I sat on the edge of the bed waiting for the fog to clear, in vain. I felt like a spectral rhinoceros was sitting on me. But my legs were dry, so I put on my prosthetics, a rote exercise by now, lotion on one, powder on the other. I got all the way to the door between our adjoining rooms and had just raised my hand to knock when I realized I was still naked.
Jesus Christ on a unicycle.
I put on a pair of shorts and a T-shirt I’d brought to sleep in, then knocked. Then realized I was knocking on my own door, unlocked my side, and knocked on his. Apparently jet lag was everything that sucked about being drunk, without the fun part.
When Alvin came to the door, it was obvious he’d gone to bed already; he was in a pair of elegant striped pajamas, and his hair was all rumpled. Still, he was disgustingly bright-eyed.
“Did I wake you?” I said. “I, uh, saw your note. So. I am knocking. Because . . . note.”
“It’s fine,” he said, strangely garbled. “Just one second, though, let me take out my retainer.
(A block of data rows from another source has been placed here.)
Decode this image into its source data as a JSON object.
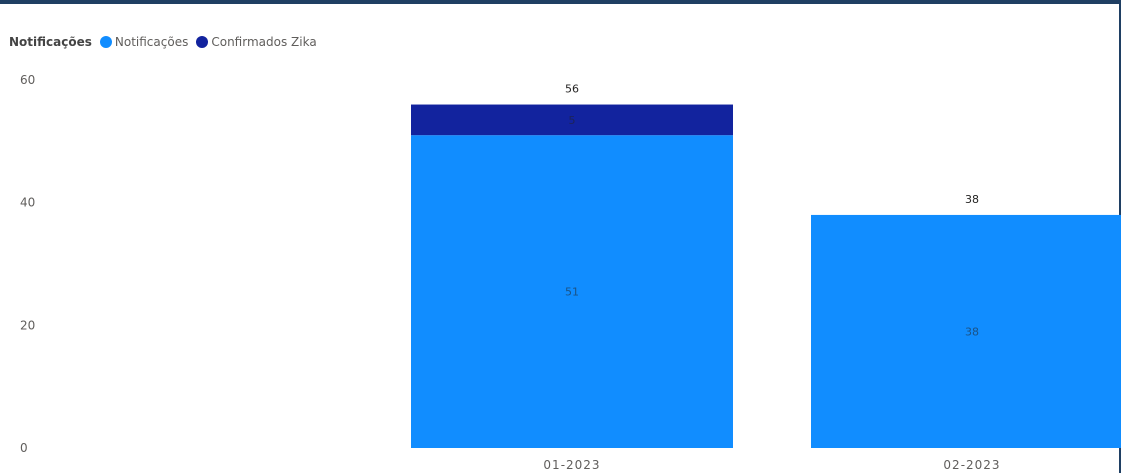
{
  "legend": {
    "title": "Notificações",
    "items": [
      {
        "label": "Notificações",
        "color": "#118dff"
      },
      {
        "label": "Confirmados Zika",
        "color": "#12239e"
      }
    ]
  },
  "chart_data": {
    "type": "bar",
    "stacked": true,
    "categories": [
      "01-2023",
      "02-2023"
    ],
    "series": [
      {
        "name": "Notificações",
        "color": "#118dff",
        "values": [
          51,
          38
        ]
      },
      {
        "name": "Confirmados Zika",
        "color": "#12239e",
        "values": [
          5,
          null
        ]
      }
    ],
    "totals": [
      56,
      38
    ],
    "ylim": [
      0,
      60
    ],
    "yticks": [
      0,
      20,
      40,
      60
    ],
    "grid": false,
    "legend_position": "top-left"
  }
}
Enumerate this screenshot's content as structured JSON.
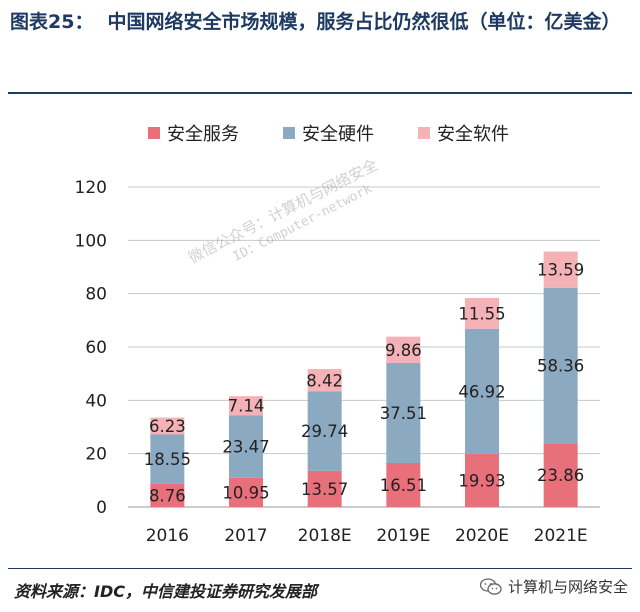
{
  "title": {
    "label": "图表25：",
    "text": "中国网络安全市场规模，服务占比仍然很低（单位：亿美金）"
  },
  "chart_data": {
    "type": "bar",
    "stacked": true,
    "categories": [
      "2016",
      "2017",
      "2018E",
      "2019E",
      "2020E",
      "2021E"
    ],
    "series": [
      {
        "name": "安全服务",
        "color": "#e8707a",
        "values": [
          8.76,
          10.95,
          13.57,
          16.51,
          19.93,
          23.86
        ]
      },
      {
        "name": "安全硬件",
        "color": "#8ba9c1",
        "values": [
          18.55,
          23.47,
          29.74,
          37.51,
          46.92,
          58.36
        ]
      },
      {
        "name": "安全软件",
        "color": "#f4b2b6",
        "values": [
          6.23,
          7.14,
          8.42,
          9.86,
          11.55,
          13.59
        ]
      }
    ],
    "ylim": [
      0,
      120
    ],
    "yticks": [
      0,
      20,
      40,
      60,
      80,
      100,
      120
    ],
    "grid": true,
    "legend_position": "top"
  },
  "footer": {
    "source": "资料来源：IDC，中信建投证券研究发展部",
    "account": "计算机与网络安全"
  },
  "watermark": {
    "line1": "微信公众号：计算机与网络安全",
    "line2": "ID：Computer-network"
  }
}
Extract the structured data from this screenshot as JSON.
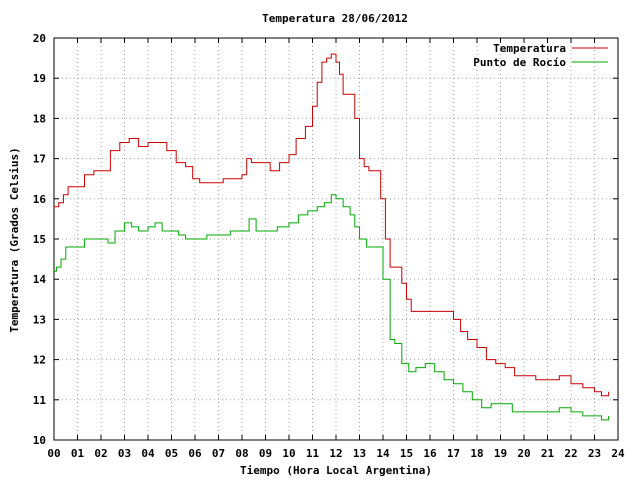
{
  "chart_data": {
    "type": "line",
    "title": "Temperatura 28/06/2012",
    "xlabel": "Tiempo (Hora Local Argentina)",
    "ylabel": "Temperatura (Grados Celsius)",
    "xlim": [
      0,
      24
    ],
    "ylim": [
      10,
      20
    ],
    "x_ticks": [
      "00",
      "01",
      "02",
      "03",
      "04",
      "05",
      "06",
      "07",
      "08",
      "09",
      "10",
      "11",
      "12",
      "13",
      "14",
      "15",
      "16",
      "17",
      "18",
      "19",
      "20",
      "21",
      "22",
      "23",
      "24"
    ],
    "y_ticks": [
      "10",
      "11",
      "12",
      "13",
      "14",
      "15",
      "16",
      "17",
      "18",
      "19",
      "20"
    ],
    "grid": true,
    "legend_position": "top-right",
    "series": [
      {
        "name": "Temperatura",
        "color": "#cc0000",
        "x": [
          0,
          0.1,
          0.2,
          0.4,
          0.6,
          1.0,
          1.3,
          1.7,
          2.0,
          2.4,
          2.8,
          3.2,
          3.6,
          4.0,
          4.4,
          4.8,
          5.2,
          5.6,
          5.9,
          6.2,
          6.5,
          6.8,
          7.2,
          7.6,
          8.0,
          8.2,
          8.4,
          8.8,
          9.2,
          9.6,
          10.0,
          10.3,
          10.7,
          11.0,
          11.2,
          11.4,
          11.6,
          11.8,
          12.0,
          12.15,
          12.3,
          12.5,
          12.8,
          13.0,
          13.2,
          13.4,
          13.6,
          13.9,
          14.1,
          14.3,
          14.5,
          14.8,
          15.0,
          15.2,
          15.4,
          15.6,
          16.0,
          16.5,
          17.0,
          17.3,
          17.6,
          18.0,
          18.4,
          18.8,
          19.2,
          19.6,
          20.0,
          20.5,
          21.0,
          21.5,
          22.0,
          22.5,
          23.0,
          23.3,
          23.6
        ],
        "values": [
          15.8,
          15.8,
          15.9,
          16.1,
          16.3,
          16.3,
          16.6,
          16.7,
          16.7,
          17.2,
          17.4,
          17.5,
          17.3,
          17.4,
          17.4,
          17.2,
          16.9,
          16.8,
          16.5,
          16.4,
          16.4,
          16.4,
          16.5,
          16.5,
          16.6,
          17.0,
          16.9,
          16.9,
          16.7,
          16.9,
          17.1,
          17.5,
          17.8,
          18.3,
          18.9,
          19.4,
          19.5,
          19.6,
          19.4,
          19.1,
          18.6,
          18.6,
          18.0,
          17.0,
          16.8,
          16.7,
          16.7,
          16.0,
          15.0,
          14.3,
          14.3,
          13.9,
          13.5,
          13.2,
          13.2,
          13.2,
          13.2,
          13.2,
          13.0,
          12.7,
          12.5,
          12.3,
          12.0,
          11.9,
          11.8,
          11.6,
          11.6,
          11.5,
          11.5,
          11.6,
          11.4,
          11.3,
          11.2,
          11.1,
          11.2
        ]
      },
      {
        "name": "Punto de Rocío",
        "color": "#00aa00",
        "x": [
          0,
          0.1,
          0.3,
          0.5,
          0.7,
          1.0,
          1.3,
          1.7,
          2.0,
          2.3,
          2.6,
          3.0,
          3.3,
          3.6,
          4.0,
          4.3,
          4.6,
          5.0,
          5.3,
          5.6,
          6.0,
          6.5,
          7.0,
          7.5,
          8.0,
          8.3,
          8.6,
          9.0,
          9.5,
          10.0,
          10.4,
          10.8,
          11.2,
          11.5,
          11.8,
          12.0,
          12.3,
          12.6,
          12.8,
          13.0,
          13.3,
          13.6,
          14.0,
          14.3,
          14.5,
          14.8,
          15.1,
          15.4,
          15.8,
          16.2,
          16.6,
          17.0,
          17.4,
          17.8,
          18.2,
          18.6,
          19.0,
          19.5,
          20.0,
          20.5,
          21.0,
          21.5,
          22.0,
          22.5,
          23.0,
          23.3,
          23.6
        ],
        "values": [
          14.2,
          14.3,
          14.5,
          14.8,
          14.8,
          14.8,
          15.0,
          15.0,
          15.0,
          14.9,
          15.2,
          15.4,
          15.3,
          15.2,
          15.3,
          15.4,
          15.2,
          15.2,
          15.1,
          15.0,
          15.0,
          15.1,
          15.1,
          15.2,
          15.2,
          15.5,
          15.2,
          15.2,
          15.3,
          15.4,
          15.6,
          15.7,
          15.8,
          15.9,
          16.1,
          16.0,
          15.8,
          15.6,
          15.3,
          15.0,
          14.8,
          14.8,
          14.0,
          12.5,
          12.4,
          11.9,
          11.7,
          11.8,
          11.9,
          11.7,
          11.5,
          11.4,
          11.2,
          11.0,
          10.8,
          10.9,
          10.9,
          10.7,
          10.7,
          10.7,
          10.7,
          10.8,
          10.7,
          10.6,
          10.6,
          10.5,
          10.6
        ]
      }
    ]
  }
}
I wanted to make sure we’re on the same page about tomorrow.”
I started giggling as he turned and disappeared into his bathroom.
“I’ll just take a seat I guess,” I said, and moved to the comfy-looking chair over by the window. His room was a near mirror image of mine, except that there was a second door beside his bed leading to the third adjoining room. I wondered if Caryl was sleeping soundly over there. I wondered what she was wearing. I forced my brain to think about Alvin’s retainer instead.
“Okay,” he said, sitting cross-legged on the bed. “I won’t keep you long; we could both use some rest. Well, I could. I think you’ve rested enough for three people. But I wanted to confirm that you’re good for a meeting tomorrow right after lunch?”
“I can’t guarantee I’ll be coherent. Are you sure it’s a good idea to bring me? Maybe I should just rest in the hotel so I can be ready later that night.”
Alvin scratched at his goatee. “The agenda kind of demands that you be there,” he said. “It’s the only way I could justify bringing you to London.”
“What is the agenda exactly?”
“I set it all up with Dame Belinda on the phone; you just have to show up. Then later that night, after everyone but Fred’s gone, we go back to get the Vessel.”
“How do we get in?”
Alvin gave me a strange look. “Millie, this is the part you and Claybriar arranged.”
Christ. He was right. What the hell was wrong with me?
Chill rivulets of panic began to trickle their way through the cracks in my bravado. I caulked them up quickly.
“Right,” I said. “Sorry, jet lag. I’ll get as much rest as I can before then. I should let you get some shut-eye yourself, so you can lie your face off to Dame Belinda tomorrow.”
For a moment he looked like he wanted to say something, but then thought better of it. He gave me a smile, instead, but it had a pained edge. “Good night, Millie,” he said.
I smiled back, a little uneasy, then rose and ambled toward the adjoining door. It felt as though gravity worked differently on this side of the pond. I opened his door and then stopped.
“Shit,” I said.
“What is it?”
I pressed my hand against the flat wood of the door I’d let close behind me. “There’s no knob on this side. And I . . . left my key in there.”
“I got a spare from the front desk earlier,” he said. “I’ll just dash out in the hall and open it for you.”
“Thank God,” I said, following him out.
When he slid the key into the door and pushed it open, it stopped with a thunk after a couple of inches.
“Millie.”
“Alvin.”
“Did I?”
“I’m looking at it.”
“Well,” I said. “I don’t want to go down to the front desk in shorts, and my pants are all in my room. Can you change and go down for me?”
“To what end, Millie? So they can give me another key that won’t work? Just what exactly do you expect them to do?”
We stared at each other in the hall for an excruciatingly long time, because neither of us had any idea.
“Hey, Millie,” he said finally.
“Yes, boss?”
“It’s possible I’ve put a bit too much confidence in your planning skills.”